Day 10 - Now I Have to Decide..
..whether or not to continue.
Date: 10/12/2005 1:29:53 AM ( 19 y ) ... viewed 3393 times Day 10 is almost over for me and it was, again, an indifferent day.
My SWF didn't quite go as smoothly as usual though. I woke up, drank my Litre of water and salt and went back to bed. Luckily I had taken this extra day off to extend my long weekend.
Anyway, at the time that I usually took my first 'feed', I was still waiting for the intestines to do their little swishy, gurgling, action that usually sends me running for the biffy. Hmm.. I am wondering if I should up the salt slightly.
So I gave it another hour and finally forced myself to go and of course it did, just not quite as much as I was expecting. It was like my body had absorbed the concoction.
All this really meant today was that I was a little late on my feeding schedule. No problems though, it didn't affect my hypoglycemia at all.
I'm still being surrounded my people who exude that sickly sweet smell of rot too. It's funny that it's not everybody, only about 1 out of 3 are absolutely noticeable. I even went to the pharmacy to try to find a Salivary Secretor Kit (to determine if I'm a secretor blood type, for the ER4YT way of eating), and even she was wafting. I've never been so glad to not talk to someone. Can't seem to find the kits in town btw. The only other option is to send my blood out for a couple of hundred dollars.. (it's a conspiracy I tell you). But really, I might just take my chances.

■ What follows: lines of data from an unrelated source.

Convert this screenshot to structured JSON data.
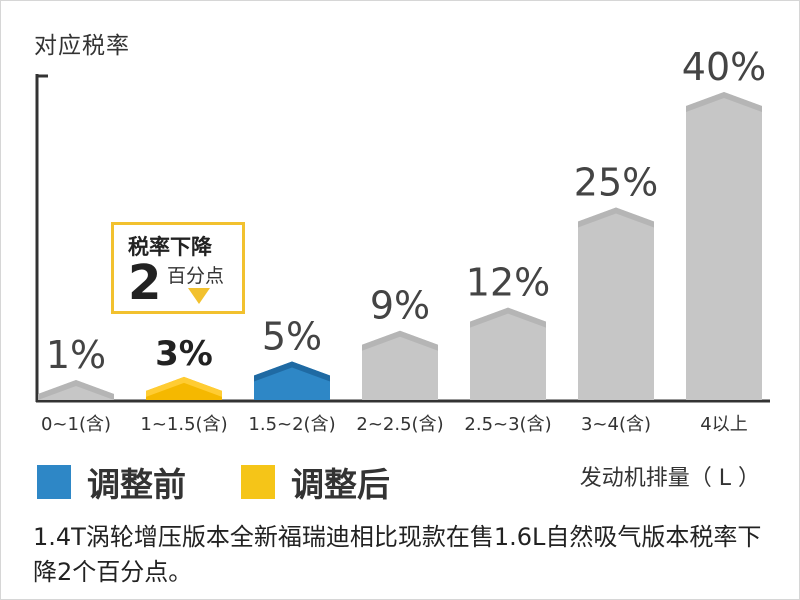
{
  "chart_data": {
    "type": "bar",
    "ylabel": "对应税率",
    "xlabel": "发动机排量（ L ）",
    "categories": [
      "0~1(含)",
      "1~1.5(含)",
      "1.5~2(含)",
      "2~2.5(含)",
      "2.5~3(含)",
      "3~4(含)",
      "4以上"
    ],
    "values": [
      1,
      3,
      5,
      9,
      12,
      25,
      40
    ],
    "value_labels": [
      "1%",
      "3%",
      "5%",
      "9%",
      "12%",
      "25%",
      "40%"
    ],
    "ylim": [
      0,
      40
    ],
    "grid": false,
    "bar_groups": [
      "gray",
      "yellow",
      "blue",
      "gray",
      "gray",
      "gray",
      "gray"
    ],
    "colors": {
      "gray": "#c6c6c6",
      "gray_cap": "#b5b5b5",
      "yellow": "#f5b800",
      "yellow_cap": "#ffcc33",
      "blue": "#2e87c6",
      "blue_cap": "#1f6aa3",
      "axis": "#333333"
    },
    "legend": [
      {
        "label": "调整前",
        "color": "#2e87c6"
      },
      {
        "label": "调整后",
        "color": "#f5c518"
      }
    ],
    "annotation": {
      "title": "税率下降",
      "number": "2",
      "unit": "百分点",
      "color": "#f2c12e"
    }
  },
  "caption": "1.4T涡轮增压版本全新福瑞迪相比现款在售1.6L自然吸气版本税率下降2个百分点。"
}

My clothes are literally falling off me today too!! Woo hoo!! I was even inspired to spend an hour of my life culling the closet. I am tossing everything that I don't or shouldn't wear. It was quite amazing. Now I realize that I really need to do some serious shopping. Alot of my stuff was hand-me-down's from my mom, only because they were somewhat decent and I hate spending $100 on a nice blouse. (Things are expensive here in Vancouver, BC, and that's on SALE!) But now I've decided that I really don't need to dress like my mother and she really needs to get rid of that spandex... :)
So the big question of the day is, do I continue? Or do I start the orange juice mix on the 12th day? (I can't do it tomorrow as I have no orange juice at this time).

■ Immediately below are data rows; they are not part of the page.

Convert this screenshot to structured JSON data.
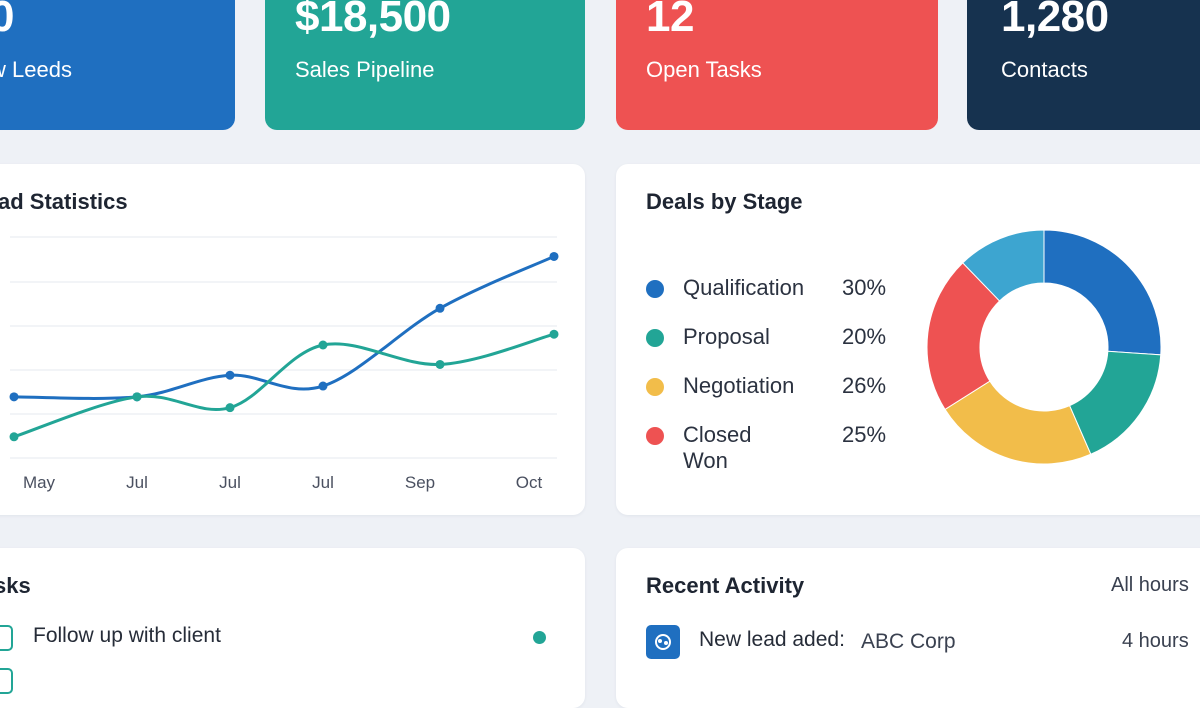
{
  "kpis": [
    {
      "value": "0",
      "label": "w Leeds",
      "color": "#1f6fc0"
    },
    {
      "value": "$18,500",
      "label": "Sales Pipeline",
      "color": "#22a596"
    },
    {
      "value": "12",
      "label": "Open Tasks",
      "color": "#ee5252"
    },
    {
      "value": "1,280",
      "label": "Contacts",
      "color": "#16324f"
    }
  ],
  "lead_stats": {
    "title": "ad Statistics"
  },
  "deals": {
    "title": "Deals by Stage"
  },
  "tasks": {
    "title": "sks",
    "items": [
      {
        "label": "Follow up with client",
        "status_color": "#22a596"
      }
    ]
  },
  "activity": {
    "title": "Recent Activity",
    "filter": "All hours",
    "items": [
      {
        "action": "New lead aded:",
        "subject": "ABC Corp",
        "time": "4 hours"
      }
    ]
  },
  "chart_data": [
    {
      "type": "line",
      "title": "ad Statistics",
      "x": [
        "May",
        "Jul",
        "Jul",
        "Jul",
        "Sep",
        "Oct"
      ],
      "grid": true,
      "series": [
        {
          "color": "#1f6fc0",
          "values": [
            5.2,
            5.2,
            7.2,
            6.2,
            13.4,
            18.2
          ]
        },
        {
          "color": "#22a596",
          "values": [
            1.5,
            5.2,
            4.2,
            10.0,
            8.2,
            11.0
          ]
        }
      ]
    },
    {
      "type": "pie",
      "title": "Deals by Stage",
      "labels": [
        "Qualification",
        "Proposal",
        "Negotiation",
        "Closed Won"
      ],
      "display": [
        "30%",
        "20%",
        "26%",
        "25%"
      ],
      "values": [
        30,
        20,
        26,
        25
      ],
      "colors": [
        "#1f6fc0",
        "#22a596",
        "#f2bd4a",
        "#ee5252"
      ],
      "donut": true
    }
  ]
}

What would be a reason to stop? I really would like to eat again. Ahh.. so I HAVE been watching too many cooking shows. Perhaps I'll just not do that for awhile.
What would be a reason to continue? Do I feel done? My skin is still detoxing, which means there's more work to be done.
Is it really so hard? Frankly it's been a breeze this time around. Not like last time where I could barely last 14 days. It's almost like my first time where I went 21 days.
So why stop? Good question. There is no reason at this time to stop. Therefore I will continue. I will ask myself these questions again in 5 days.
One thing I have noticed though. I had more piercings done to my ears last April. 6 of them, 3 in each ear, through the upper cartilage. I've noticed that while I'm on these cleanses, the piercings seems to almost flare up again and seem to be going through a massive healing cycle. They are still tender after 6 months. This happened last cleanse as well. Anyway, thought I'd mention it as a point of interest.
I need to go drink some tea now and more water. I'm afraid I didn't quite get 3 litres down, unless I finish these last 2 cups within the next half hour. I can still tell that I'm extremely dry. The skin on my palms feels stretched.
Anyway, 'til tomorrow.
New Stat: Well same as yesterday. 164.5lbs.